A gerente comercial da Coopercuc, Jussara Dantas, se diz satisfeita com o crescimento comercial do grupo em 2007. "Foi um ano muito positivo. Conseguimos vender mais de R$ 400 mil em produtos derivados de frutas nativas e cultivadas para o mercado interno, além de ampliar as vendas para o mercado externo", comemora.
Segundo Jussara, a comercialização para a França passou de 10 para 30 toneladas de doce de umbu. A Coopersuc também chegou ao mercado austríaco, inicialmente com 7,5 toneladas, fazendo seu faturamento anual chegar a R$ 80 mil em produtos.
Jussara fala ainda que a cooperativa pretende este ano expandir ainda mais sua atuação no mercado interno e conquistar o mercado justo da Alemanha. São mais de 200 famílias envolvidas no processo produtivo da cooperativa, que possui 15 unidades de beneficiamento espalhadas nos municípios de Canudos, Uauá e Curaçá e uma unidade central que atende à demanda para exportação.
PRÁTICAS INOVADORAS
De acordo com o coordenador e gestor de fruticultura do Sebrae na Bahia, Rinaldo Moraes, uma das metas do Projeto do Arranjo Produtivo Local (APL) de Fruticultura, que vem atuando em quatro municípios do norte da Bahia, é aumentar em 30% a receita de vendas dos produtores das dez associações e cooperativas atendidas pelo projeto até 2010.
"Estamos realizando ações para melhorar a renda dos pequenos produtores de forma sustentável, através do fortalecimento das organizações coletivas, do acesso a mercados e da adoção de práticas inovadoras. Vamos também buscar elevar o volume de frutas destinadas à comercialização para mercados justo, solidário e orgânico", afirma Moraes.
A assinatura de contratualização do Projeto do APL acontece agora em abril, e vai beneficiar até 2010 produtores de empreendimentos de pequeno porte da Afrupec, Aproac, Apra III, Aprov, Manga Brasil, Coopercuc, Caj, Appim, Cooperbran, redes associativas, empresariais e grupos de comercialização coletiva, localizadas nos municipios de Juazeiro, Curaçá, Uauá e Casa Nova.
O coordenador local de Fruticultura da Secretaria de Ciência, Tecnologia e Inovação da Bahia (Secti), Carlos Rafael Souza, diz que por meio do 'Programa de Fortalecimento da Atividade Empresarial da Bahia', o governo vai apoiar cooperativas e associações de produção orgânica, no processo de formação de redes associativas, para financiamento de plano de negócios que envolvem atividades nas áreas de capacitação empresarial e profissional, acesso a mercados e de serviços técnico e tecnológicos. "Já tivemos um primeiro encontro com o grupo da Coopercuc e este mês vamos nos reunir novamente", informa.
Os produtores da Associação Manga Brasil, localizada no perímetro irrigado de Maniçoba, em Juazeiro, também estão otimistas com o crescimento da comercialização de frutas, principalmente em relação ao mercado externo.

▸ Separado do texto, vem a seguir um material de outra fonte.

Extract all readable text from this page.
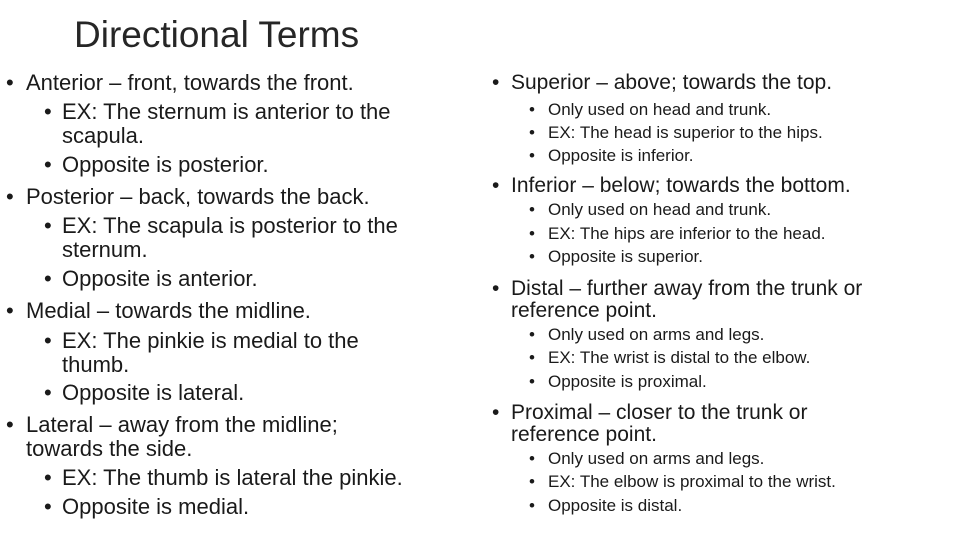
Directional Terms
• Anterior – front, towards the front.
• EX: The sternum is anterior to the
scapula.
• Opposite is posterior.
• Posterior – back, towards the back.
• EX: The scapula is posterior to the
sternum.
• Opposite is anterior.
• Medial – towards the midline.
• EX: The pinkie is medial to the
thumb.
• Opposite is lateral.
• Lateral – away from the midline;
towards the side.
• EX: The thumb is lateral the pinkie.
• Opposite is medial.
• Superior – above; towards the top.
• Only used on head and trunk.
• EX: The head is superior to the hips.
• Opposite is inferior.
• Inferior – below; towards the bottom.
• Only used on head and trunk.
• EX: The hips are inferior to the head.
• Opposite is superior.
• Distal – further away from the trunk or
reference point.
• Only used on arms and legs.
• EX: The wrist is distal to the elbow.
• Opposite is proximal.
• Proximal – closer to the trunk or
reference point.
• Only used on arms and legs.
• EX: The elbow is proximal to the wrist.
• Opposite is distal.
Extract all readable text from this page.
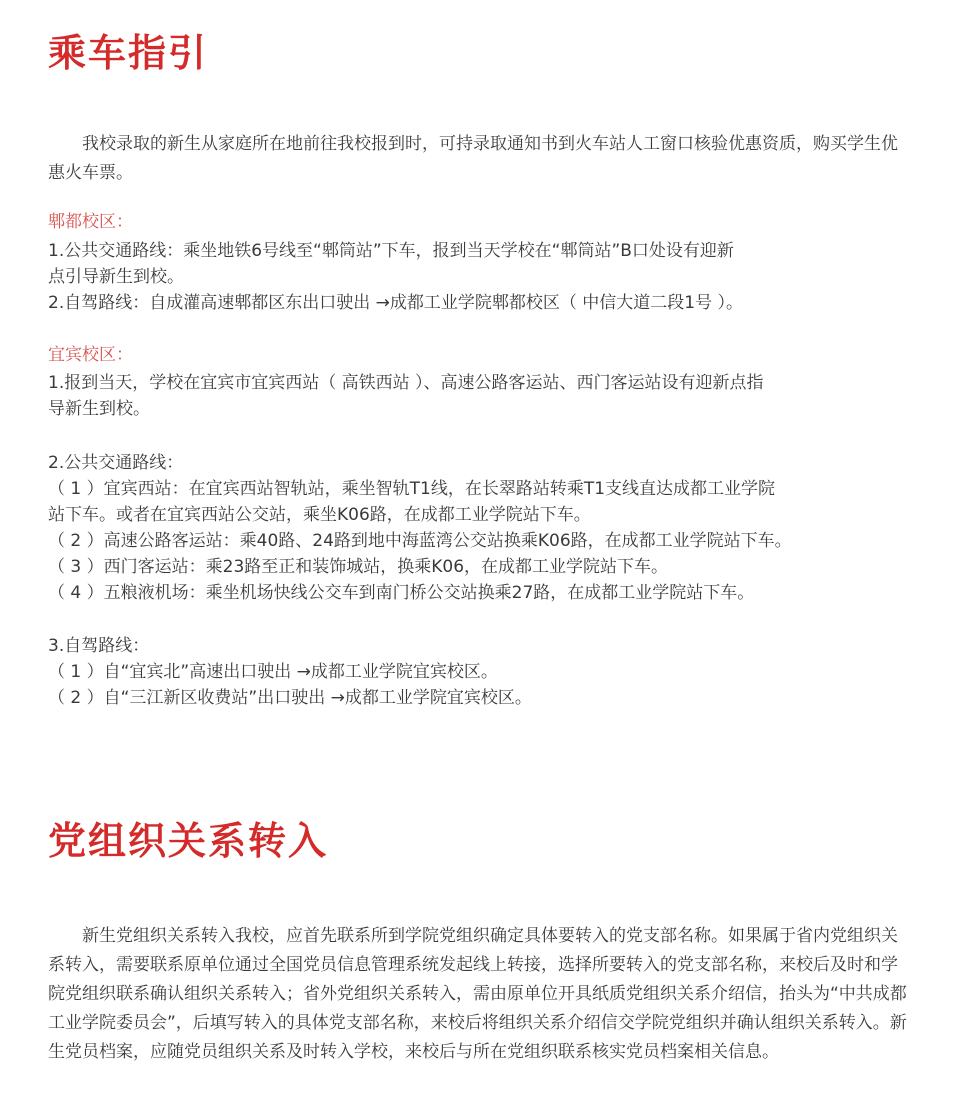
乘车指引

我校录取的新生从家庭所在地前往我校报到时，可持录取通知书到火车站人工窗口核验优惠资质，购买学生优惠火车票。

郫都校区：

1.公共交通路线：乘坐地铁6号线至“郫筒站”下车，报到当天学校在“郫筒站”B口处设有迎新

点引导新生到校。

2.自驾路线：自成灌高速郫都区东出口驶出 →成都工业学院郫都校区（ 中信大道二段1号 ）。

宜宾校区：

1.报到当天，学校在宜宾市宜宾西站（ 高铁西站 ）、高速公路客运站、西门客运站设有迎新点指

导新生到校。

2.公共交通路线：

（ 1 ）宜宾西站：在宜宾西站智轨站，乘坐智轨T1线，在长翠路站转乘T1支线直达成都工业学院

站下车。或者在宜宾西站公交站，乘坐K06路，在成都工业学院站下车。

（ 2 ）高速公路客运站：乘40路、24路到地中海蓝湾公交站换乘K06路，在成都工业学院站下车。

（ 3 ）西门客运站：乘23路至正和装饰城站，换乘K06，在成都工业学院站下车。

（ 4 ）五粮液机场：乘坐机场快线公交车到南门桥公交站换乘27路，在成都工业学院站下车。

3.自驾路线：

（ 1 ）自“宜宾北”高速出口驶出 →成都工业学院宜宾校区。

（ 2 ）自“三江新区收费站”出口驶出 →成都工业学院宜宾校区。

党组织关系转入

新生党组织关系转入我校，应首先联系所到学院党组织确定具体要转入的党支部名称。如果属于省内党组织关系转入，需要联系原单位通过全国党员信息管理系统发起线上转接，选择所要转入的党支部名称，来校后及时和学院党组织联系确认组织关系转入；省外党组织关系转入，需由原单位开具纸质党组织关系介绍信，抬头为“中共成都工业学院委员会”，后填写转入的具体党支部名称，来校后将组织关系介绍信交学院党组织并确认组织关系转入。新生党员档案，应随党员组织关系及时转入学校，来校后与所在党组织联系核实党员档案相关信息。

Segundo o produtor e presidente da Manga Brasil, Josival Nascimento, a associação comercializou em 2007 mais de duas mil toneladas de manga, das quais mais 133 foram para o mercado europeu, através do Comércio Justo. "Para o segundo semestre de 2008 já temos uma encomenda para a Europa de 30 containeres, o que equivale a mais de 600 toneladas de manga", revela Josival.
Outro grupo que também obteve resultados positivos foi a Afrupec. "De 2006 pra cá, aumentamos muito a nossa produção e comercialização para o mercado interno, o que tem contribuído para melhoria da renda dos produtores da associação", diz o presidente da Afrupec, Josival Barbosa. Ele conta que este ano o grupo pretende comercializar a manga de forma coletiva e, para isso, espera contar com o apoio dos parceiros.
O Projeto do APL é uma parceria de entidades como o Sebrae/BA, Companhia de Desenvolvimento do Vale do São Francisco e do Parnaíba (Codevasf), Banco do Brasil, Secretária de Ciência Tecnologia e Inovação (Secti), Banco do Nordeste e Empresa Brasileira de Pesquisa Agropecuária (Embrapa).